Have you looked on this website. If you type in budget Recipes or cheap recipes you will find alot of them. I know because I have looked them up. Good Luck.
You have to rethink the way you cook and eat. As lots of the posters have suggested take advantage of offers at supermarkets and if you can buy ahead if there is a really good offer on something you use regularly.
However now is the time to think about what you eat and whether it is actually nourishing you or just filling you up with empty calories which leave you feeling full for a while but then craving more food as you body tries to get what it needs.
So if you rethink in terms of value for money being value for your body you will steer away from packages and mixes and spend the resources you have on the best basics you can afford. 1 good sized chicken roasted will feed you for a week. With the addition of fresh veg, rice and beans each day you can have a different tasting main meal and enough for lunchtime sandwiches too. Even the soup you make at the end of the week with the chicken carcass, an onion, a carrot some dried herbs and pearl barley will do you more good than any packaged, pre-prepared rubbish.
If you can go to the farm gate for things like potatoes, onions and beans, buy in bulk and split with others in the same fix as you, you will make friends and save money because farmers will give you deals. Wait until the end of the day at farmers markets and ask them what they will give you for $5, you will be amazed, they never want to take stuff home and would rather give it to you cheaply than throw it away.
The internet is your amazing free recipe book, start with Thriftyfun then move out from there, you will find so many cheap and nutritious recipes you won't have enough days of the week to use them all!
If you are interested I have loads of recipes I can send you just let me know, especially the ones for 'elastic chicken'!
A filling food that isn't very nutritious but will fill you up are homemade flour-&-water noodles. You can use wheat flour to add a few nutrients, but anyway, it costs pennies:
To Make Flour & Water Noodles you will need about 1/2 cup of flour per person.
1. Boil a pot full of water.
2. Take 1/2 a cup of flour and add cool tap water to it a little at a time until it forms a soft ball. (If you add too much water, just add a little more flour.) Sometimes I add black pepper or garlic or onion powder.
3. Put the ball onto a plate and roll it into a thick cigar shape (or sausage-shape.) Cut the ball into pieces, rolling each piece off the plate and into the boiling water. Be careful you don't splash yourself.
4. Let them boil for a minute or two until they rise to the top. Scoop them out and enjoy with either spaghetti sauce, cheese, butter, gravy, or in soup.
As I said, it's not the healthiest recipe in the world, but it is very inexpensive and it will fill you up in an emergency - "I have no food left" situation. They are a very inexpensive alternative to pasta, and they taste pretty good.
FYI: This is a great website: www.dollaraday.com. This woman is able to cook three meals per day for $1 per person, per day.

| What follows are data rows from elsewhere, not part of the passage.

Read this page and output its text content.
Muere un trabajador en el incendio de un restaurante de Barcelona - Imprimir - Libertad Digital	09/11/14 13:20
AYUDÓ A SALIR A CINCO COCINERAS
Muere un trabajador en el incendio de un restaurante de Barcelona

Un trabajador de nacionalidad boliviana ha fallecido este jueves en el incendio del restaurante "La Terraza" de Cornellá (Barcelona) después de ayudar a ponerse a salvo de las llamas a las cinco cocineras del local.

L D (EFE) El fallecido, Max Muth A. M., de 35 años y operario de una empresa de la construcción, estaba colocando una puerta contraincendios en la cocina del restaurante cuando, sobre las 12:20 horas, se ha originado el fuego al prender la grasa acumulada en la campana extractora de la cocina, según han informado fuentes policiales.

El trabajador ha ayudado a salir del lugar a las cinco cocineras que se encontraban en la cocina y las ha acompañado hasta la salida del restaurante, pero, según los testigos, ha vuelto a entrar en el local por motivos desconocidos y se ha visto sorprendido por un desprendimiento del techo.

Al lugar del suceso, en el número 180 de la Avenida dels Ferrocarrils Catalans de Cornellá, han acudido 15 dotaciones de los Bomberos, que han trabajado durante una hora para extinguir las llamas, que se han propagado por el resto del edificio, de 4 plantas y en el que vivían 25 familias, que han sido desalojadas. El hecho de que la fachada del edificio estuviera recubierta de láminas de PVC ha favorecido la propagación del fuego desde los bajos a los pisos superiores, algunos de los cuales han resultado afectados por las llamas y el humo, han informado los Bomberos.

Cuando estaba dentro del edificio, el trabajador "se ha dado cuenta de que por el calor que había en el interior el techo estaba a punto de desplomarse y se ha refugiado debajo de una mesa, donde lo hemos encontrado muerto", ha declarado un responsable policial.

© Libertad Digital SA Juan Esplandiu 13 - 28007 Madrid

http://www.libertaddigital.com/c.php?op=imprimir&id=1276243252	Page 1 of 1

Cook 1/2# ground beef with 1 large (cheap) onion and drain. Cook 1# elbow macaroni and drain. Put the meat and elbows in a large bowl and add 1 can of Spaghetti sauce(I use Hunts 4 Cheese) You can then add any bits of cheese you have or none at all. bake @ 350 til bubbly. This should give you about 5 meals, depending on your appetite You can eat it all week or it freezes well. If you like garlic you can add powder (.99 at Aldis). We also like an Aldis bagel with a fried egg and cheese, and add bacon or ham when we have it. Serve with a side of any fruit...delicious. For those of you with large families, you may like this tip: I buy a whole boneless ham when at a really good price , (make sure it's fully cooked) take it to the deli, where the slicers aren't exposed to raw meat, and have them slice it the way you'll use it best, I get the ends for soup, a slice or two from the middle and the rest deli-thin sliced for sandwiches. I then freeze most of it..A terrific savings over deli ham. When I make sloppy joes, I add a half can of smashed great northern beans to 1 # of ground beef. Hubby doesn't EVER eat beans, but he loves my SJ's.